Abrams then offered the example of one law intended to prevent retaliation against government whistle-blowers who reveal "possible wrongdoing" to Congress. Bush subverted that law with a signing statement saying that the employees in question could not even testify before Congress without permission from the president or his appointees.
Crier commented that this is an example of how, by issuing orders to federal agencies that circumvent the will of Congress, "the president is then directing the agency ... how to act, and unless there comes time that the issue is then confrontable by Congress or the courts, he can go on directing this sort of behavior indefinitely."

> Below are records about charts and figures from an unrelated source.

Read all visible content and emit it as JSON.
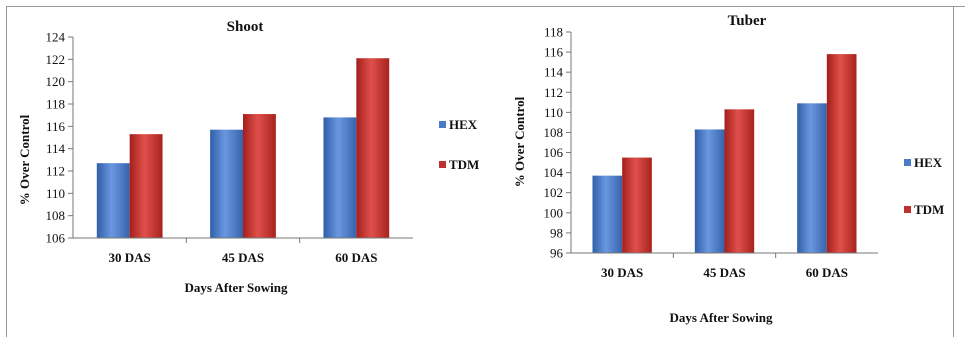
{
  "chart_data": [
    {
      "type": "bar",
      "title": "Shoot",
      "xlabel": "Days After Sowing",
      "ylabel": "% Over Control",
      "categories": [
        "30 DAS",
        "45 DAS",
        "60 DAS"
      ],
      "series": [
        {
          "name": "HEX",
          "values": [
            112.7,
            115.7,
            116.8
          ],
          "color": "#4a7bc8"
        },
        {
          "name": "TDM",
          "values": [
            115.3,
            117.1,
            122.1
          ],
          "color": "#c0302e"
        }
      ],
      "ylim": [
        106,
        124
      ],
      "yticks": [
        "106",
        "108",
        "110",
        "112",
        "114",
        "116",
        "118",
        "120",
        "122",
        "124"
      ],
      "grid": false,
      "legend_position": "right"
    },
    {
      "type": "bar",
      "title": "Tuber",
      "xlabel": "Days After Sowing",
      "ylabel": "% Over Control",
      "categories": [
        "30 DAS",
        "45 DAS",
        "60 DAS"
      ],
      "series": [
        {
          "name": "HEX",
          "values": [
            103.7,
            108.3,
            110.9
          ],
          "color": "#4a7bc8"
        },
        {
          "name": "TDM",
          "values": [
            105.5,
            110.3,
            115.8
          ],
          "color": "#c0302e"
        }
      ],
      "ylim": [
        96,
        118
      ],
      "yticks": [
        "96",
        "98",
        "100",
        "102",
        "104",
        "106",
        "108",
        "110",
        "112",
        "114",
        "116",
        "118"
      ],
      "grid": false,
      "legend_position": "right"
    }
  ]
}
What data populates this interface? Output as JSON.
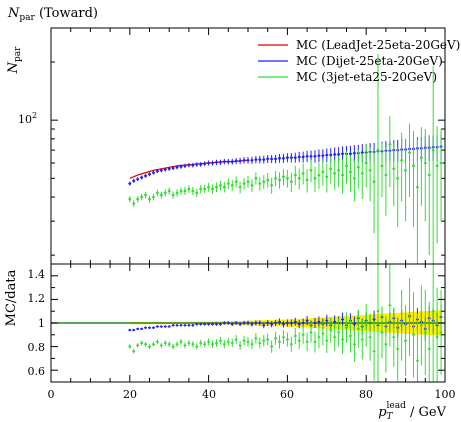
{
  "chart_data": [
    {
      "type": "line",
      "title": "N_par (Toward)",
      "title_main": "N",
      "title_sub": "par",
      "title_tail": " (Toward)",
      "ylabel_main": "N",
      "ylabel_sub": "par",
      "y_tick_base": "10",
      "y_tick_exp": "2",
      "y_scale": "log",
      "ylim": [
        18,
        300
      ],
      "xlim": [
        0,
        100
      ],
      "legend_position": "top-right",
      "series": [
        {
          "name": "MC (LeadJet-25eta-20GeV)",
          "color": "#e00000",
          "style": "line",
          "x": [
            20,
            22,
            24,
            26,
            28,
            30,
            32,
            34,
            36,
            38,
            40,
            42,
            44,
            46,
            48,
            50
          ],
          "y": [
            50,
            52,
            53.5,
            55,
            56,
            57,
            58,
            58.5,
            59,
            59.5,
            60,
            60.5,
            61,
            61,
            61.5,
            62
          ]
        },
        {
          "name": "MC (Dijet-25eta-20GeV)",
          "color": "#2020ff",
          "style": "points",
          "x": [
            20,
            21,
            22,
            23,
            24,
            25,
            26,
            27,
            28,
            29,
            30,
            31,
            32,
            33,
            34,
            35,
            36,
            37,
            38,
            39,
            40,
            41,
            42,
            43,
            44,
            45,
            46,
            47,
            48,
            49,
            50,
            51,
            52,
            53,
            54,
            55,
            56,
            57,
            58,
            59,
            60,
            61,
            62,
            63,
            64,
            65,
            66,
            67,
            68,
            69,
            70,
            71,
            72,
            73,
            74,
            75,
            76,
            77,
            78,
            79,
            80,
            81,
            82,
            83,
            84,
            85,
            86,
            87,
            88,
            89,
            90,
            91,
            92,
            93,
            94,
            95,
            96,
            97,
            98,
            99
          ],
          "y": [
            47,
            48.5,
            49.5,
            50.5,
            51.5,
            52.5,
            53.5,
            54.5,
            55,
            55.5,
            56,
            56.5,
            57,
            57.5,
            58,
            58.5,
            58.5,
            59,
            59,
            59.5,
            60,
            60,
            60.5,
            60.5,
            61,
            61,
            61,
            61.5,
            61.5,
            62,
            62,
            62,
            62.5,
            62.5,
            62.5,
            63,
            63,
            63,
            63.5,
            63.5,
            64,
            64,
            64,
            64.5,
            64.5,
            65,
            65,
            65,
            65.5,
            65.5,
            66,
            66,
            66.5,
            66.5,
            67,
            67,
            67,
            67.5,
            67.5,
            68,
            68,
            68.5,
            68.5,
            69,
            69,
            69.5,
            69.5,
            70,
            70,
            70.5,
            70.5,
            71,
            71,
            71.5,
            71.5,
            72,
            72,
            72.5,
            72.5,
            73
          ],
          "err": [
            1.2,
            1.2,
            1.2,
            1.2,
            1.2,
            1.2,
            1.3,
            1.3,
            1.3,
            1.3,
            1.3,
            1.4,
            1.4,
            1.5,
            1.5,
            1.5,
            1.6,
            1.6,
            1.7,
            1.7,
            1.8,
            1.8,
            1.9,
            1.9,
            2,
            2,
            2.1,
            2.2,
            2.3,
            2.4,
            2.5,
            2.6,
            2.7,
            2.8,
            2.9,
            3,
            3.1,
            3.2,
            3.3,
            3.4,
            3.5,
            3.6,
            3.8,
            4,
            4.2,
            4.4,
            4.6,
            4.8,
            5,
            5.2,
            5.4,
            5.6,
            5.8,
            6,
            6.2,
            6.4,
            6.6,
            6.8,
            7,
            7.2,
            7.4,
            7.6,
            7.8,
            8,
            8.2,
            8.4,
            8.6,
            8.8,
            9,
            9.2,
            9.4,
            9.6,
            9.8,
            10,
            10.2,
            10.4,
            10.6,
            10.8,
            11,
            11.2
          ]
        },
        {
          "name": "MC (3jet-eta25-20GeV)",
          "color": "#33dd33",
          "style": "points",
          "x": [
            20,
            21,
            22,
            23,
            24,
            25,
            26,
            27,
            28,
            29,
            30,
            31,
            32,
            33,
            34,
            35,
            36,
            37,
            38,
            39,
            40,
            41,
            42,
            43,
            44,
            45,
            46,
            47,
            48,
            49,
            50,
            51,
            52,
            53,
            54,
            55,
            56,
            57,
            58,
            59,
            60,
            61,
            62,
            63,
            64,
            65,
            66,
            67,
            68,
            69,
            70,
            71,
            72,
            73,
            74,
            75,
            76,
            77,
            78,
            79,
            80,
            81,
            82,
            83,
            84,
            85,
            86,
            87,
            88,
            89,
            90,
            91,
            92,
            93,
            94,
            95,
            96,
            97,
            98,
            99
          ],
          "y": [
            39,
            37,
            39,
            40,
            41,
            39,
            40,
            42,
            41,
            42,
            43,
            41,
            42,
            43,
            43,
            44,
            43,
            42,
            44,
            44,
            45,
            44,
            45,
            46,
            45,
            47,
            46,
            48,
            45,
            47,
            48,
            46,
            50,
            47,
            48,
            49,
            46,
            50,
            49,
            51,
            50,
            48,
            52,
            50,
            53,
            49,
            55,
            50,
            52,
            54,
            51,
            56,
            53,
            55,
            52,
            58,
            54,
            50,
            57,
            53,
            60,
            55,
            48,
            70,
            58,
            52,
            75,
            56,
            50,
            62,
            55,
            68,
            58,
            45,
            64,
            60,
            52,
            70,
            58,
            60
          ],
          "err": [
            1.5,
            1.5,
            1.5,
            1.5,
            1.6,
            1.6,
            1.6,
            1.6,
            1.7,
            1.7,
            1.8,
            1.8,
            1.9,
            1.9,
            2,
            2,
            2.1,
            2.1,
            2.2,
            2.3,
            2.4,
            2.5,
            2.6,
            2.7,
            2.8,
            2.9,
            3,
            3.1,
            3.2,
            3.3,
            3.4,
            3.5,
            3.6,
            3.8,
            4,
            4.2,
            4.4,
            4.6,
            4.8,
            5,
            5.3,
            5.6,
            5.9,
            6.2,
            6.5,
            6.8,
            7.2,
            7.6,
            8,
            8.4,
            8.8,
            9.2,
            9.6,
            10,
            10.5,
            11,
            11.5,
            12,
            13,
            14,
            15,
            17,
            22,
            150,
            18,
            20,
            30,
            20,
            22,
            24,
            25,
            28,
            30,
            35,
            28,
            30,
            32,
            120,
            35,
            30
          ]
        }
      ]
    },
    {
      "type": "line",
      "ylabel": "MC/data",
      "xlabel_main": "p",
      "xlabel_sub": "T",
      "xlabel_sup": "lead",
      "xlabel_tail": " / GeV",
      "xlim": [
        0,
        100
      ],
      "ylim": [
        0.5,
        1.5
      ],
      "x_ticks": [
        "0",
        "20",
        "40",
        "60",
        "80",
        "100"
      ],
      "y_ticks": [
        "0.6",
        "0.8",
        "1",
        "1.2",
        "1.4"
      ],
      "band_color": "#ffee00",
      "series": [
        {
          "name": "MC (Dijet-25eta-20GeV)",
          "color": "#2020ff",
          "x": [
            20,
            21,
            22,
            23,
            24,
            25,
            26,
            27,
            28,
            29,
            30,
            31,
            32,
            33,
            34,
            35,
            36,
            37,
            38,
            39,
            40,
            41,
            42,
            43,
            44,
            45,
            46,
            47,
            48,
            49,
            50,
            51,
            52,
            53,
            54,
            55,
            56,
            57,
            58,
            59,
            60,
            61,
            62,
            63,
            64,
            65,
            66,
            67,
            68,
            69,
            70,
            71,
            72,
            73,
            74,
            75,
            76,
            77,
            78,
            79,
            80,
            81,
            82,
            83,
            84,
            85,
            86,
            87,
            88,
            89,
            90,
            91,
            92,
            93,
            94,
            95,
            96,
            97,
            98,
            99
          ],
          "y": [
            0.94,
            0.94,
            0.95,
            0.95,
            0.96,
            0.96,
            0.96,
            0.97,
            0.97,
            0.97,
            0.97,
            0.98,
            0.98,
            0.98,
            0.98,
            0.98,
            0.98,
            0.99,
            0.99,
            0.99,
            0.99,
            0.99,
            0.99,
            0.99,
            1.0,
            1.0,
            0.99,
            1.0,
            0.99,
            1.0,
            1.0,
            0.99,
            1.0,
            1.0,
            0.98,
            1.0,
            0.99,
            1.0,
            1.01,
            0.99,
            1.0,
            1.0,
            1.01,
            0.99,
            1.0,
            1.02,
            0.98,
            1.0,
            1.01,
            0.99,
            1.02,
            0.98,
            1.01,
            1.0,
            1.03,
            0.98,
            1.02,
            0.99,
            1.04,
            0.97,
            1.02,
            1.0,
            1.03,
            0.98,
            1.05,
            0.97,
            1.01,
            1.04,
            0.96,
            1.02,
            0.99,
            1.06,
            0.97,
            1.03,
            1.01,
            0.95,
            1.04,
            1.02,
            0.98,
            1.05
          ],
          "err": [
            0.01,
            0.01,
            0.01,
            0.01,
            0.01,
            0.01,
            0.01,
            0.01,
            0.01,
            0.01,
            0.01,
            0.01,
            0.01,
            0.01,
            0.01,
            0.01,
            0.012,
            0.012,
            0.012,
            0.012,
            0.013,
            0.013,
            0.014,
            0.014,
            0.015,
            0.015,
            0.016,
            0.016,
            0.017,
            0.018,
            0.02,
            0.021,
            0.022,
            0.023,
            0.024,
            0.025,
            0.026,
            0.027,
            0.028,
            0.029,
            0.03,
            0.031,
            0.033,
            0.035,
            0.037,
            0.039,
            0.041,
            0.043,
            0.045,
            0.047,
            0.05,
            0.052,
            0.054,
            0.056,
            0.058,
            0.06,
            0.062,
            0.064,
            0.066,
            0.068,
            0.07,
            0.072,
            0.074,
            0.076,
            0.078,
            0.08,
            0.082,
            0.084,
            0.086,
            0.088,
            0.09,
            0.092,
            0.094,
            0.096,
            0.098,
            0.1,
            0.102,
            0.104,
            0.106,
            0.108
          ]
        },
        {
          "name": "MC (3jet-eta25-20GeV)",
          "color": "#33dd33",
          "x": [
            20,
            21,
            22,
            23,
            24,
            25,
            26,
            27,
            28,
            29,
            30,
            31,
            32,
            33,
            34,
            35,
            36,
            37,
            38,
            39,
            40,
            41,
            42,
            43,
            44,
            45,
            46,
            47,
            48,
            49,
            50,
            51,
            52,
            53,
            54,
            55,
            56,
            57,
            58,
            59,
            60,
            61,
            62,
            63,
            64,
            65,
            66,
            67,
            68,
            69,
            70,
            71,
            72,
            73,
            74,
            75,
            76,
            77,
            78,
            79,
            80,
            81,
            82,
            83,
            84,
            85,
            86,
            87,
            88,
            89,
            90,
            91,
            92,
            93,
            94,
            95,
            96,
            97,
            98,
            99
          ],
          "y": [
            0.8,
            0.76,
            0.81,
            0.83,
            0.82,
            0.8,
            0.82,
            0.84,
            0.81,
            0.83,
            0.82,
            0.8,
            0.82,
            0.84,
            0.81,
            0.83,
            0.82,
            0.8,
            0.83,
            0.82,
            0.84,
            0.82,
            0.83,
            0.85,
            0.82,
            0.84,
            0.83,
            0.86,
            0.81,
            0.85,
            0.84,
            0.82,
            0.87,
            0.83,
            0.85,
            0.86,
            0.8,
            0.87,
            0.84,
            0.88,
            0.86,
            0.82,
            0.89,
            0.85,
            0.9,
            0.84,
            0.92,
            0.84,
            0.88,
            0.91,
            0.85,
            0.94,
            0.88,
            0.92,
            0.86,
            0.96,
            0.89,
            0.82,
            0.95,
            0.86,
            0.98,
            0.88,
            0.76,
            1.1,
            0.92,
            0.82,
            1.15,
            0.88,
            0.78,
            0.98,
            0.85,
            1.05,
            0.9,
            0.68,
            0.98,
            0.92,
            0.78,
            1.1,
            0.88,
            0.92
          ],
          "err": [
            0.02,
            0.02,
            0.02,
            0.02,
            0.02,
            0.02,
            0.02,
            0.02,
            0.022,
            0.022,
            0.023,
            0.023,
            0.024,
            0.024,
            0.025,
            0.025,
            0.026,
            0.026,
            0.027,
            0.028,
            0.03,
            0.031,
            0.032,
            0.033,
            0.034,
            0.035,
            0.036,
            0.037,
            0.038,
            0.039,
            0.04,
            0.042,
            0.044,
            0.046,
            0.048,
            0.05,
            0.052,
            0.054,
            0.056,
            0.058,
            0.06,
            0.064,
            0.068,
            0.072,
            0.076,
            0.08,
            0.085,
            0.09,
            0.095,
            0.1,
            0.105,
            0.11,
            0.115,
            0.12,
            0.125,
            0.13,
            0.14,
            0.15,
            0.16,
            0.17,
            0.18,
            0.2,
            0.25,
            1.2,
            0.22,
            0.24,
            0.35,
            0.25,
            0.27,
            0.3,
            0.3,
            0.33,
            0.36,
            0.4,
            0.34,
            0.36,
            0.4,
            1.0,
            0.42,
            0.36
          ]
        }
      ]
    }
  ]
}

"Why not more outrage?" Abrams asked Huffington Post editor Roy Sekoff.
"It's yet another hard-hitting Congressional report with no teeth to it," Sekoff replied. "They tell us something we already know."
"What should they do?" Abrams asked. "This is outrageous. What should Congress do?"
Crier suggested that Congress needs to establish a mechanism for following up on whether federal agencies are carrying out its legislation as directed, because "unless they find a case, specifically, that can go to the courts, you're never going to have a judicial determination."
"George Bush came to town promising to change the culture of Washington," Sekoff concluded. "And, in fact, he has -- for the worse."
This video is from MSNBC's Verdict, broadcast August 21, 2008.